LUNA, LUIS
La poesía de Luis Luna se ha caracterizado hasta fecha reciente por la búsqueda de la levedad, la transparencia y una expresión de la experiencia poética muy ceñida, que no es, por supuesto, voluntaria, intencionada, sino necesaria y realmente sentida. Se vale, no exactamente de las menos palabras posibles, sino de las necesarias, que surgen de manera fluida y natural. Versos que brotan en un presente que queda fijo en el poema. Los giros y sorpresas que nos deparan los versos y las aparentes contraposiciones de las que sale la luz, abren al sorprendido poeta nuevos espacios. Luis Luna percibe la incapacidad de las palabras para expresar por sí mismas lo inefable, y les da la vuelta. Como escribió en anterior ocasión: «Aquí / la luz recibe nombres / que exceden / el lenguaje».
En este nuevo libro podemos comprobar que, si bien sigue fiel en esta línea, ha dejado atrás una primera etapa y desarrolla una profundización que todo verdadero poeta entiende o adivina que no tiene término. Los poemas son muy breves, como vislumbres fugaces pero penetrantes: relámpagos, que recibimos en ocasiones como golpes en pleno rostro. Y no los da el poeta, sino que es él mismo quien los recibe, y nosotros, en el momento de leerlos. Suponen descubrimientos de hechos o situaciones desconcertantes, o de obstáculos que cortan el camino e, impidiéndonos ver con claridad, nos incitan a hacerlo. El ver, entonces, consiste en percibir su imposibilidad. Se adivina que la solución está en un otro lado: «Las manos del hombre leemos están atadas a un centro que todavía no conoce, que no es capaz de intuir más que en el gesto insomne del espejo».
La sensación es de desconcierto, de desolación, de angustia, que no impide al poeta seguir adelante. El poema completa su sentido a la luz del libro en su conjunto. Los versos «Desolación y piedras / conforman un paisaje / que llamas / tu interior», por ejemplo, podemos entenderlos como evocación del interior del poeta o, mejor, como zona donde el poeta busca «una rama», un «asidero» donde agarrarse. Esa zona, a la que no sabemos dar nombre, se percibe después de que se haya desvanecido la membrana que separa el interior y el mundo exterior. Ahí todo cobra un significado distinto a lo que conocemos. Luz y oscuridad, temor y gozo, orden y un sentirte al borde del caos, ya no son contrarios.

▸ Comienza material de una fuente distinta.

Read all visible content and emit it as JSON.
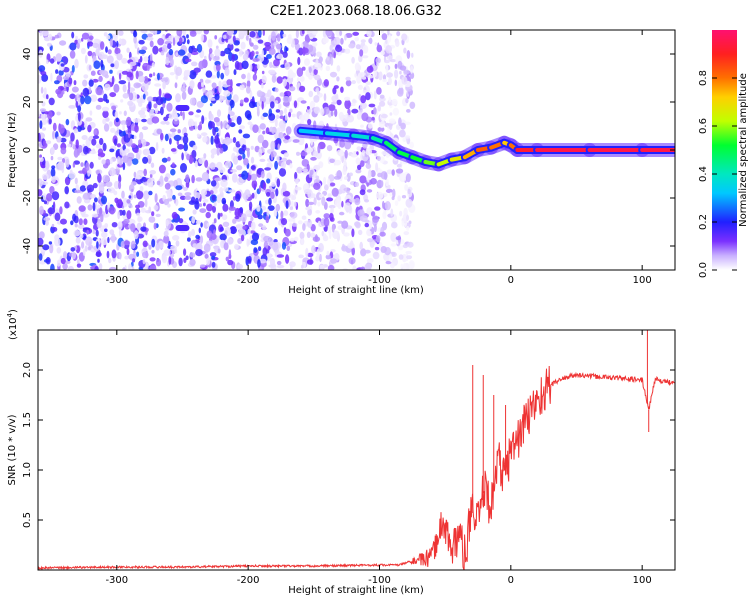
{
  "title": "C2E1.2023.068.18.06.G32",
  "chart_data": [
    {
      "type": "heatmap",
      "xlabel": "Height of straight line (km)",
      "ylabel": "Frequency (Hz)",
      "xlim": [
        -360,
        125
      ],
      "ylim": [
        -50,
        50
      ],
      "xticks": [
        -300,
        -200,
        -100,
        0,
        100
      ],
      "yticks": [
        -40,
        -20,
        0,
        20,
        40
      ],
      "xtick_labels": [
        "-300",
        "-200",
        "-100",
        "0",
        "100"
      ],
      "ytick_labels": [
        "-40",
        "-20",
        "0",
        "20",
        "40"
      ],
      "colorbar": {
        "label": "Normalized spectral amplitude",
        "range": [
          0,
          1
        ],
        "ticks": [
          0.0,
          0.2,
          0.4,
          0.6,
          0.8
        ],
        "tick_labels": [
          "0.0",
          "0.2",
          "0.4",
          "0.6",
          "0.8"
        ]
      },
      "signal_trace": {
        "x": [
          -160,
          -140,
          -120,
          -105,
          -95,
          -85,
          -75,
          -65,
          -55,
          -45,
          -35,
          -25,
          -15,
          -5,
          0,
          5,
          20,
          60,
          100,
          125
        ],
        "frequency": [
          8,
          7,
          6,
          5,
          3,
          -1,
          -3,
          -5,
          -6,
          -4,
          -3,
          0,
          1,
          3,
          2,
          0,
          0,
          0,
          0,
          0
        ],
        "amplitude": [
          0.3,
          0.35,
          0.35,
          0.4,
          0.45,
          0.5,
          0.5,
          0.55,
          0.6,
          0.65,
          0.7,
          0.8,
          0.85,
          0.75,
          0.7,
          0.9,
          0.95,
          0.95,
          0.95,
          0.95
        ]
      },
      "noise_region_x": [
        -360,
        -75
      ]
    },
    {
      "type": "line",
      "xlabel": "Height of straight line (km)",
      "ylabel": "SNR (10 * v/v)",
      "scale_label": "(x10",
      "scale_exponent": "4",
      "scale_suffix": ")",
      "xlim": [
        -360,
        125
      ],
      "ylim": [
        0,
        2.4
      ],
      "xticks": [
        -300,
        -200,
        -100,
        0,
        100
      ],
      "yticks": [
        0.5,
        1.0,
        1.5,
        2.0
      ],
      "xtick_labels": [
        "-300",
        "-200",
        "-100",
        "0",
        "100"
      ],
      "ytick_labels": [
        "0.5",
        "1.0",
        "1.5",
        "2.0"
      ],
      "series": [
        {
          "color": "#ee3333",
          "x": [
            -360,
            -300,
            -250,
            -200,
            -150,
            -100,
            -85,
            -78,
            -70,
            -60,
            -52,
            -48,
            -45,
            -40,
            -35,
            -30,
            -25,
            -20,
            -15,
            -10,
            -5,
            0,
            5,
            10,
            20,
            30,
            40,
            50,
            60,
            70,
            80,
            90,
            100,
            105,
            110,
            115,
            125
          ],
          "values": [
            0.02,
            0.03,
            0.03,
            0.04,
            0.04,
            0.05,
            0.05,
            0.08,
            0.1,
            0.12,
            0.5,
            0.35,
            0.15,
            0.4,
            0.12,
            0.6,
            0.45,
            0.85,
            0.6,
            1.15,
            0.9,
            1.2,
            1.3,
            1.45,
            1.7,
            1.85,
            1.92,
            1.95,
            1.94,
            1.93,
            1.92,
            1.91,
            1.9,
            1.6,
            1.92,
            1.88,
            1.88
          ]
        }
      ],
      "spikes": [
        {
          "x": -29,
          "value": 2.05
        },
        {
          "x": -21,
          "value": 1.95
        },
        {
          "x": -13,
          "value": 1.75
        },
        {
          "x": -4,
          "value": 1.65
        },
        {
          "x": 104,
          "value": 2.4
        },
        {
          "x": 105,
          "value": 1.38
        }
      ]
    }
  ]
}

La mejor poesía, en mi opinión, se escribe y se lee en esta situación. Y es signo de acierto poético que, a pesar de ello, se dé impresión de transparencia. Sin duda, debido al acierto en el lenguaje. Las sensaciones, tan lúcidas como oscuras y ambiguas, cobran luz en las palabras empleadas y en su asociación. En este lenguaje, la palabra cobra un valor autónomo que no es el usual de la vida cotidiana, y cada palabra adquiere una fuerza especial. Son el «asidero», la «rama», que buscaba el poeta para aferrarse.